WEST LIBERTY, Ky. (WYMT) - A little more than six months ago, a tornado destroyed most of downtown West Liberty.
On Sept. 13, a restaurant that has been around since 1958 opened its doors for the first time since the building was destroyed.
The pops of grease from frying tater tots and onion rings, along with the hum of the milk shake machine ring through the air of the Freezer Fresh restaurant on Prestonsburg Street.
Many said those sights, sounds and smells have been a part of their town for decades.
“People grew up with it, their children were raised here,” said Janet Franklin, the owner for the past 25 years.
Franklin said she and her husband were past the age of retirement, but they enjoyed running the business. She said she worked at the restaurant years before they owned it because the business opened back in the 1950s.
“It’s an iconic symbol for Morgan County and West Liberty,” said Morgan County Judge Executive Tim Conley.
When the Freezer Fresh was wiped away after the Mar. 2 tornado, Conley said everyone noticed.
“It hurt to drive through town to see the place not open and going and everything, I mean it was just sad,” said Jennifer Dennis who has worked there for the past 15 years.
Conley said when he was a coach he used to take his teams to Freezer Fresh for milk shakes after little league games.
“I doubt there's anybody in Morgan County or in West Liberty that grew up here who hasn't come here through time,” said Conley.
“Anywhere I have went they have asked me when are y'all opening up when are ya opening up? I say as soon as Janet gives us the go ahead we are opening up,” said Angie Adkins who has worked there for the past 3 years.
“I love it here, it’s a great job.”
Franklin said she and her husband wanted to bring the restaurant back for the people of Morgan County. She said they wanted to serve smiles to their community.
“It was just to bring a little joy back to this sad little town,” said Franklin.
Conley said it was a big hangout in Morgan County and everyone was sad to see it go away, but even happier to see it come back. Franklin said every employee who worked there before returned to work the day it opened.
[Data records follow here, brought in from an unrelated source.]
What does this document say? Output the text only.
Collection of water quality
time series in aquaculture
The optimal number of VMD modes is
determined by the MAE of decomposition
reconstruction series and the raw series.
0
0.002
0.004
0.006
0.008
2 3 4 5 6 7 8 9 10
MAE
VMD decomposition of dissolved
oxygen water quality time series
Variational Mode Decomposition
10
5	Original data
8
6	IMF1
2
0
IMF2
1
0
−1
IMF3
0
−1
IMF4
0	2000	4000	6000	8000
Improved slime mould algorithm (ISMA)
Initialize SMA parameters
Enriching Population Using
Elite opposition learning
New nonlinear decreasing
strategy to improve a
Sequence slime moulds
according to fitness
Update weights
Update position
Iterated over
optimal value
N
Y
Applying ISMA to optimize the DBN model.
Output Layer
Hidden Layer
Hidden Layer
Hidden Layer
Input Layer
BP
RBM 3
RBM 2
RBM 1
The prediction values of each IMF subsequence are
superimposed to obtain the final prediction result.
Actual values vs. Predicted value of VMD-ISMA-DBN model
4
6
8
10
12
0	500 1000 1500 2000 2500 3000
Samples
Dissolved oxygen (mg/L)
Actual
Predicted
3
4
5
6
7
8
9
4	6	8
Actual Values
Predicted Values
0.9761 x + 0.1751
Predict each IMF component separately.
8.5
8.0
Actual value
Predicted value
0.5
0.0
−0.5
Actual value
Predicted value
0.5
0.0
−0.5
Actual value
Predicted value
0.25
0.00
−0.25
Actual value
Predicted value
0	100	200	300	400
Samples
“It’s wonderful, it makes me want to cry,” said Dennis.
“Everything's going back, well, it's back to normal here anyways.”
Dennis and Adkins are two of the 12 girls who run the place. Franklin said there are six during the day and six at night.
Conley said it was part of taking the community back to what was once an important reminder of what a small town is all about.
“What everybody longs for is that simple life, when you grew up as a child life,” said Conley.
“I don’t know of any other place you can get an ice cream cone that big for so cheap, it melts before you finish it.”
The restaurant is open year round and the owner says they love to see both old and new faces.